Here's why. If u>0 is infinitesimal, 1/u is an infinite hyperreal. Let K be an infinite hypernatural number such that K<<1/u (for instance, let K be the hypernatural closest to the square root of 1/u), where we say that a<<b for positive real or hyperreal numbers a and b if and only if b/a is infinite (i.e., a is infinitely smaller than b). Note that then u<<1/K. Now consider a second fair lottery, this time on the set [K]. It is clear that for the second lottery the probability of getting any particular outcome P2({n}) for n in [K] should be 1/K, if we are dealing with hyperreal probabilities. None of the paradoxes follow if we do this [as long as we deal only in internal functions and internal partitions --note added later]: this assignment is both intuitive and stands up to scrutiny.

But now let n be any (finite) natural number. Then P1({n})=u<<1/K=P2({n}). But this is unacceptable, because P1 correctly represents a fair lottery on N and N is a proper subset of [K] (since K is infinite, we have n<K for all n in N). Thus, u is supposedly the individual outcome probability for a lottery on N, but u would be infinitely too small for the individual outcome probabilities in the case of a lottery on the (much) larger state space [K]. Thus, a fortiori, u is infinitely too small for representing the individual outcomes of a fair lottery on N.

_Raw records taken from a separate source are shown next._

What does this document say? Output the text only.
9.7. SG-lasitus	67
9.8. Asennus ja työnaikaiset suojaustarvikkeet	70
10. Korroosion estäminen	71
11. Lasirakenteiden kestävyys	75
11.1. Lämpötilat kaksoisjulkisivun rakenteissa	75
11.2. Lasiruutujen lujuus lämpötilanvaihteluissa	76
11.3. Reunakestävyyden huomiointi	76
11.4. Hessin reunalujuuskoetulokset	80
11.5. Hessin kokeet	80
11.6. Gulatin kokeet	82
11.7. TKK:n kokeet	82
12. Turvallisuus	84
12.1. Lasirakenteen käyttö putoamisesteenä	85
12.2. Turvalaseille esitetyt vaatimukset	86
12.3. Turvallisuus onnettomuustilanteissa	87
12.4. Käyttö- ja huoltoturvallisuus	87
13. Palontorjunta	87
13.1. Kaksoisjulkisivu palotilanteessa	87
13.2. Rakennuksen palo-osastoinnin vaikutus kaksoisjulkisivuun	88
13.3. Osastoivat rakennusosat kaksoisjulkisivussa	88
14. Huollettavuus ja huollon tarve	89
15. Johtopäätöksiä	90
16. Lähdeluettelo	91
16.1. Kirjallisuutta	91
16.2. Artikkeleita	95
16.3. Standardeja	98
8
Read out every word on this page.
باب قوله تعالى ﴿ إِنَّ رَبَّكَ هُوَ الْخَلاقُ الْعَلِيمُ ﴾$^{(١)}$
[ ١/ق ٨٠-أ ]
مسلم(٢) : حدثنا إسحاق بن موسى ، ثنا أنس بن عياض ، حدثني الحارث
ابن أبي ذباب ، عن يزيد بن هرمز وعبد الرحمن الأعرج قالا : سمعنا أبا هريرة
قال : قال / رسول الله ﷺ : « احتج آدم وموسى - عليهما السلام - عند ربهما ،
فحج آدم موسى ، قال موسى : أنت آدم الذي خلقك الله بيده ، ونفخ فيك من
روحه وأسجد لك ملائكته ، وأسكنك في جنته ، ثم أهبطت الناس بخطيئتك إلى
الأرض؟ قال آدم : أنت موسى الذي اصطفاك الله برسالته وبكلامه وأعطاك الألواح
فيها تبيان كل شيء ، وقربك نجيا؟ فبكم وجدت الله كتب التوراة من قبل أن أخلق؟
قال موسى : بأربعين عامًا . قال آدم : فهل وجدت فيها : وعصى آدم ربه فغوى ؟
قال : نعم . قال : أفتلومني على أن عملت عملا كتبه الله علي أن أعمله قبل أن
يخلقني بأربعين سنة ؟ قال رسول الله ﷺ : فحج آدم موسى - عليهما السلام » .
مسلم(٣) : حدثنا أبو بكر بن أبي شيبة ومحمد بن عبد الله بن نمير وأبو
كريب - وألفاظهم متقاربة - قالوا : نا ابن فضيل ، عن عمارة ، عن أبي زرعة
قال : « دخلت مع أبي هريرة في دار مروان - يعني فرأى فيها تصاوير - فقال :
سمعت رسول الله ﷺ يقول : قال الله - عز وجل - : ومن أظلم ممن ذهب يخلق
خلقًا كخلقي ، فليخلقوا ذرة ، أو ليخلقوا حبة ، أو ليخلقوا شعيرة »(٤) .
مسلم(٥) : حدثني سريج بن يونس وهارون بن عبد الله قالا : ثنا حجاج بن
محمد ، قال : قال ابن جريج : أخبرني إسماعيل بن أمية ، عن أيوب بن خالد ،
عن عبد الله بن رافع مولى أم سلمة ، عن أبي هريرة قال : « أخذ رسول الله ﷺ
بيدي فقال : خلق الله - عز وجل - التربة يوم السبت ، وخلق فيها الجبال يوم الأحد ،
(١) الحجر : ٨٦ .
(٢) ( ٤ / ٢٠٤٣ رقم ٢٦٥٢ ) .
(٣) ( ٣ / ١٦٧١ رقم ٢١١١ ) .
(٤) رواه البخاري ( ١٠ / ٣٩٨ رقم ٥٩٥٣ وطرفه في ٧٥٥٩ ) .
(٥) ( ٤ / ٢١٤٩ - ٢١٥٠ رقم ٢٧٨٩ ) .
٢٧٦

And this is true for any infinitesimal u. So the lesson is that the individual outcome probabilities for a fair lottery on N must be bigger than every infinitesimal. But they must also be smaller than every positive real number, since otherwise they will add up to more than 1. So there is nothing for them to be. Such a lottery is, simply, not a probabilistically coherent concept.